10.4. The Controller uses internal cookies for:

  • Ensuring the proper functioning of the Application,
  • Statistical purposes,
  • Adapting the Application to your preferences.

10.5. The Controller may place both persistent and temporary cookies on your device.

10.6. Temporary cookies are typically deleted when the browser is closed, whereas persistent cookies are not deleted when the browser is closed.

10.7. Temporary cookies are used to identify the User as logged in.

10.8. Persistent cookies ensure certain functionalities not only during the current session but also throughout their storage period on the device. Persistent cookies are used for: collecting information on how the Application is used, including which subpages are visited and any errors encountered; checking the effectiveness of the Application’s advertisements; improving the Application’s performance by recording errors; testing various stylistic variants of the Application; remembering Users’ settings regarding their preferences; and showing Users that they are logged into the Application.

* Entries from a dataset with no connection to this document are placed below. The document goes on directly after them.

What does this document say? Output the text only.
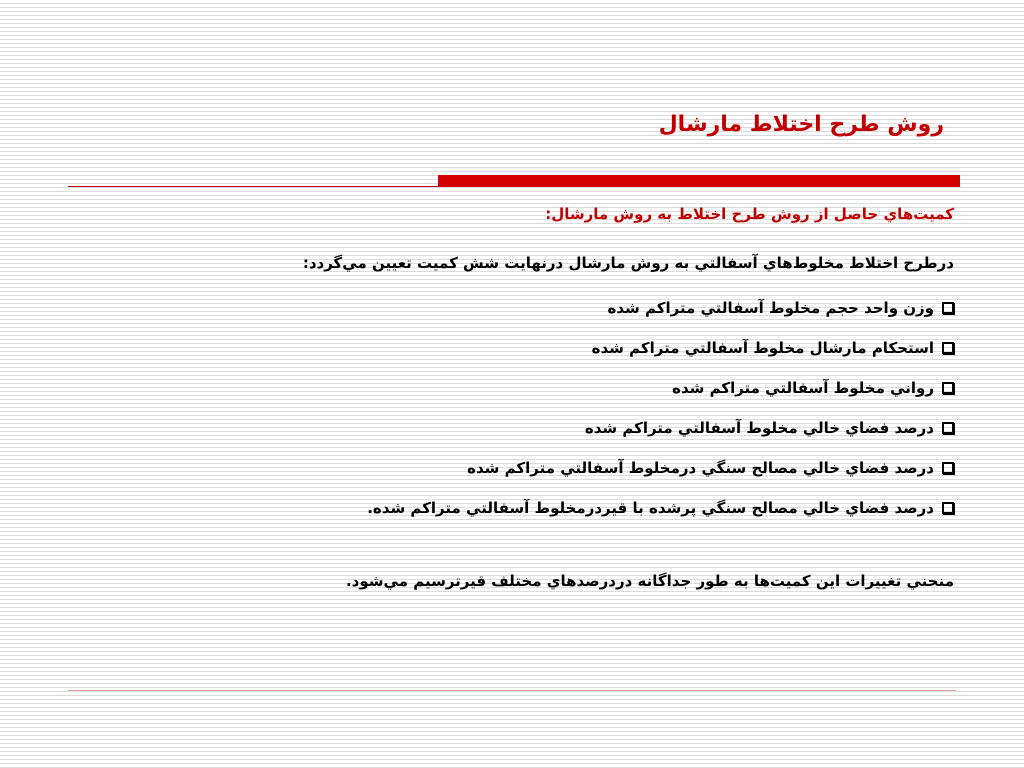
روش طرح اختلاط مارشال

كميت‌هاي حاصل از روش طرح اختلاط به روش مارشال:

درطرح اختلاط مخلوط‌هاي آسفالتي به روش مارشال درنهايت شش كميت تعيين مي‌گردد:

وزن واحد حجم مخلوط آسفالتي متراكم شده
استحكام مارشال مخلوط آسفالتي متراكم شده
رواني مخلوط آسفالتي متراكم شده
درصد فضاي خالي مخلوط آسفالتي متراكم شده
درصد فضاي خالي مصالح سنگي درمخلوط آسفالتي متراكم شده
درصد فضاي خالي مصالح سنگي پرشده با قيردرمخلوط آسفالتي متراكم شده.

منحني تغييرات اين كميت‌ها به طور جداگانه دردرصدهاي مختلف قيرترسيم مي‌شود.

10.9. The Application uses Google Analytics, which uses cookies placed on your device to create statistics regarding traffic size and usage.

10.10. The Controller uses online marketing and advertising tools to advertise the Application and its services. These tools may use cookies placed on your device.

10.11. You can delete cookies left by the Application from your device at any time following the instructions of your web browser’s manufacturer.

10.12. You can also block cookies from accessing your device by configuring your browser settings accordingly; however, in that case, the Application may not function properly.

10.13. The Controller uses a server that automatically saves information in server logs for the purpose of analyzing the IT system’s operation. These logs contain information about the device you use to connect to the Application, i.e., the type of device and browser you use, your computer’s IP address, the date and time of entry, a textual description of the event, and a classification of the event.

10.14. Only persons authorized to administer the IT system have access to log files. Log files may be used to compile statistics to assess traffic in the Application and the occurrence of errors, which do not allow for your identification.

11. FINAL PROVISIONS

11.1. In the future, it may be necessary to update the principles set out in this Privacy Policy. In that case, the Controller will inform you of any changes to the content of this Policy. The updated principles will be available on the website under which the Application is posted.